Wenn Sie nur eine Sache mitnehmen: Prüfen Sie diese Woche, wie Ihr Geld für die Beerdigung tatsächlich angelegt ist. Liegt es frei auf einem Konto, ist es nicht geschützt, egal was draufsteht. Holen Sie einen Kostenvoranschlag vom Bestatter, binden Sie eine angemessene Summe von etwa 6.000 bis 8.000 Euro über einen Treuhandvertrag oder ein unwiderrufliches Bezugsrecht, und legen Sie beim Antrag alles offen. Dann bleibt das Geld da, wofür es gedacht war.
Häufige Fragen
Wie viel Schonvermögen darf ich für die Beerdigung zurücklegen?+
Im Gesetz steht keine feste Zahl. Maßstab sind die ortsüblichen Kosten einer einfachen, würdigen Bestattung. Gerichte haben Beträge zwischen rund 3.200 und 11.300 Euro anerkannt. Wer mit Bestattung und Grabpflege zusammen bei 6.000 bis 8.000 Euro liegt, ist in den meisten Regionen auf der sicheren Seite.

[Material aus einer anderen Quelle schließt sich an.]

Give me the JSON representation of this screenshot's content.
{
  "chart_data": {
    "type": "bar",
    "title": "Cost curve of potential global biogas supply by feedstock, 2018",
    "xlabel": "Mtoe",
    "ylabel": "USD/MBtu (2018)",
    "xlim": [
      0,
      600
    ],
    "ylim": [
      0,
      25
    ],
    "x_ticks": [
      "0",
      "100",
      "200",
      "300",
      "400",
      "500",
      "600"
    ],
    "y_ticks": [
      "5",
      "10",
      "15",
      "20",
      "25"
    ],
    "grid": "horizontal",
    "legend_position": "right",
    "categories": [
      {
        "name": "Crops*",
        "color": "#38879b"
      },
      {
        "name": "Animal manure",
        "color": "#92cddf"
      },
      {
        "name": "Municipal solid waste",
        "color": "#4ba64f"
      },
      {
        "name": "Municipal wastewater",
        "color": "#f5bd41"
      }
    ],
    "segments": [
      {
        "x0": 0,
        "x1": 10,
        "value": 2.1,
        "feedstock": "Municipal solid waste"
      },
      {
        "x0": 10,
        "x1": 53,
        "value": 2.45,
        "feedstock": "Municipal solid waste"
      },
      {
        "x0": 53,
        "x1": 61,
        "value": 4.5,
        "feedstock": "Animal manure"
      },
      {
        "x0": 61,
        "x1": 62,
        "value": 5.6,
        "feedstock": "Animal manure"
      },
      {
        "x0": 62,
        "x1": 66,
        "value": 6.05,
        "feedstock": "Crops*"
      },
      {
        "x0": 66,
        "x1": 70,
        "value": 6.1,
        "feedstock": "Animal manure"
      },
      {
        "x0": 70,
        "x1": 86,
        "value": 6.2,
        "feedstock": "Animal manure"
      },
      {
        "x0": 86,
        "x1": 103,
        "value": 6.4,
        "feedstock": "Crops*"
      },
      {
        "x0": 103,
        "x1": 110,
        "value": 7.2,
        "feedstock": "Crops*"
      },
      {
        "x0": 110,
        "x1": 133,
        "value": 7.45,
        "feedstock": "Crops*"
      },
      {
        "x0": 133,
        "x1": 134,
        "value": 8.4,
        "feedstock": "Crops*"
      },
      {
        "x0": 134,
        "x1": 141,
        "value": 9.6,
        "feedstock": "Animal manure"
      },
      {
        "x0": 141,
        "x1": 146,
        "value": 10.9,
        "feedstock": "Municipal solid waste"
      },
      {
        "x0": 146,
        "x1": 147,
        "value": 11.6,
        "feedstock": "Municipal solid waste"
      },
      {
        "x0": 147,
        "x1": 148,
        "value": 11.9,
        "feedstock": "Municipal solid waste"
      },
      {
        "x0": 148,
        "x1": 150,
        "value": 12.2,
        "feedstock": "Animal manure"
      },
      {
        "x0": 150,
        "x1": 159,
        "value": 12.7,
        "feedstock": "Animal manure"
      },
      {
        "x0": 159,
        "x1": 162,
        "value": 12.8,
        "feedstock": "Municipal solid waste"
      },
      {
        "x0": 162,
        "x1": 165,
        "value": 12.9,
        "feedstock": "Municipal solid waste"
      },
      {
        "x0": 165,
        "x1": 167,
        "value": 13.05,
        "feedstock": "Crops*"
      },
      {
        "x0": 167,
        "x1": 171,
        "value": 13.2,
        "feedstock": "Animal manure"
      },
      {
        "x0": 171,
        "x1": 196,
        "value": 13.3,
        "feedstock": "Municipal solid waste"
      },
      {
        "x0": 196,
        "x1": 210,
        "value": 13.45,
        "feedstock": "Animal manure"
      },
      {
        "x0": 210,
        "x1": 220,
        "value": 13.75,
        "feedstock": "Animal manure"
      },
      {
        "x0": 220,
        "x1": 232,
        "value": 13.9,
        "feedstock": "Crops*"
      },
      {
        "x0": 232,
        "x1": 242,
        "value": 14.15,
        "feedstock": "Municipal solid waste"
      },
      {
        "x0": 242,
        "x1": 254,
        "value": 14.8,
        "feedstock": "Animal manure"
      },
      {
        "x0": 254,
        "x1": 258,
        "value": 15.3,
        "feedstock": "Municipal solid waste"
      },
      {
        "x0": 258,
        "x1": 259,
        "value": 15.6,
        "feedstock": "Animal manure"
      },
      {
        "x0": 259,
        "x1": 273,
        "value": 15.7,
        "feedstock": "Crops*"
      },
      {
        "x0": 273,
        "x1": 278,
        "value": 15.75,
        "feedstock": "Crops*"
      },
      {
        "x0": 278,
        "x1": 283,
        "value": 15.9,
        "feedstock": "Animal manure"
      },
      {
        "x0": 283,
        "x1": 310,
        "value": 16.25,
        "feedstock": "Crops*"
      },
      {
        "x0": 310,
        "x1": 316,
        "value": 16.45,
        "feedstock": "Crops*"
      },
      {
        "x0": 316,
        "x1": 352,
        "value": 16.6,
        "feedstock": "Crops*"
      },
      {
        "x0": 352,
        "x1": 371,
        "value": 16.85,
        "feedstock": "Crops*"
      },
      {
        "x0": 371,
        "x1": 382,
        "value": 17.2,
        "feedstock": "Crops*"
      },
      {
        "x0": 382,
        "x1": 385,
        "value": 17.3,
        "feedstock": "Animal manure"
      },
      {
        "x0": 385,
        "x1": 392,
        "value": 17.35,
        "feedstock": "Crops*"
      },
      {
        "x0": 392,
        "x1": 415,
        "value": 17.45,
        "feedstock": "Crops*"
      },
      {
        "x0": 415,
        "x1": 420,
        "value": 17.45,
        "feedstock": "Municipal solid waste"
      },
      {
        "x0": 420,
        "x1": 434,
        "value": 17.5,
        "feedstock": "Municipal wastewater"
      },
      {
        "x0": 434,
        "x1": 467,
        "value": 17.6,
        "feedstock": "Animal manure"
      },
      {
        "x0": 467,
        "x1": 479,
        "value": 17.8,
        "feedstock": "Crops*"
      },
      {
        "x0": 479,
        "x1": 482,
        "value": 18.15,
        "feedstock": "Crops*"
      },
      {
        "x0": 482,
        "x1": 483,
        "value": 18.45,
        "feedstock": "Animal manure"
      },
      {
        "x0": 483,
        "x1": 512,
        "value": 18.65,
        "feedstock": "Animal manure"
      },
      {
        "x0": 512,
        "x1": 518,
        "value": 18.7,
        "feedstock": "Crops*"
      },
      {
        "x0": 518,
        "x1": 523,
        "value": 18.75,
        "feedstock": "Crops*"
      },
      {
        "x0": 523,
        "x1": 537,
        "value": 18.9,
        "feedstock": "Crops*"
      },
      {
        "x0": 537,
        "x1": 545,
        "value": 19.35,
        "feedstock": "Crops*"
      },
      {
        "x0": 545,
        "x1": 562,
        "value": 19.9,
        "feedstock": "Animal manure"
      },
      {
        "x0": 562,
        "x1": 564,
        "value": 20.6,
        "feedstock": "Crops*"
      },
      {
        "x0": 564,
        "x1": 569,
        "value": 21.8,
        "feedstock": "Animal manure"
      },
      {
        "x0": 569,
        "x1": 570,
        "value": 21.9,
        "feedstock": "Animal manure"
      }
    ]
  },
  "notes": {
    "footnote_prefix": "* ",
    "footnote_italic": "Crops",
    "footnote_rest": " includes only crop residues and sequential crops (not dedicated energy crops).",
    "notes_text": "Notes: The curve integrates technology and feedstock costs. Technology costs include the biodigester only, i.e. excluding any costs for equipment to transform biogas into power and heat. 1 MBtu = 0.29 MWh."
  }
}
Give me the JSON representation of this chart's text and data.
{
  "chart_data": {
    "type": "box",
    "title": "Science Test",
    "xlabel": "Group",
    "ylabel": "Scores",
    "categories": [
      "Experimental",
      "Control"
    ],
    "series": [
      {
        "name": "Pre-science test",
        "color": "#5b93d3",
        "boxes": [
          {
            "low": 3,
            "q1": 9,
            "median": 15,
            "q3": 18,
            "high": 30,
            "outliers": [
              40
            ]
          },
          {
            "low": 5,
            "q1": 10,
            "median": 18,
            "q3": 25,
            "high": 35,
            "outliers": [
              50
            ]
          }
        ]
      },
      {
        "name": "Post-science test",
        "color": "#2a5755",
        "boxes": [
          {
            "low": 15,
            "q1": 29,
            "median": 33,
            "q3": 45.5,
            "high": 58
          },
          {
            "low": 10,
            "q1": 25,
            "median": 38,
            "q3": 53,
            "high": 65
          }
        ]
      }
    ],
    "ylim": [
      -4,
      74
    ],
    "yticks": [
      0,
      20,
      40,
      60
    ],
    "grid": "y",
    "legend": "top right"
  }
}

Schützt der Bestattungsvorsorgevertrag mein Vermögen bei Heimunterbringung?+
Ja, wenn er angemessen und sauber zweckgebunden ist. Eine zweckgebundene Bestattungsvorsorge muss nicht für die Pflegeheimkosten aufgebraucht werden, bevor das Sozialamt mit der Hilfe zur Pflege einspringt. Frei verfügbares Sparvermögen wird dagegen oberhalb des Freibetrags herangezogen.
Zählt der allgemeine Freibetrag von 10.000 Euro getrennt von der Bestattungsvorsorge?+
Grundsätzlich ja. Der allgemeine Schonbetrag nach § 90 SGB XII und die angemessene Bestattungsvorsorge sind zwei verschiedene Töpfe. Allerdings rechnen einige Sozialämter beides zusammen oder erkennen nur einen Teilbetrag zusätzlich an. Hier lohnt im Streitfall der Widerspruch.
Was ist günstiger, Sterbegeldversicherung oder Treuhandvertrag?+
Bei jüngeren Menschen kann die Versicherung passen, weil sich die Beiträge über viele Jahre verteilen. Ab etwa Mitte 70 ist der Treuhandvertrag fast immer besser, weil der eingezahlte Betrag erhalten bleibt und keine Abschluss- und Verwaltungskosten anfallen.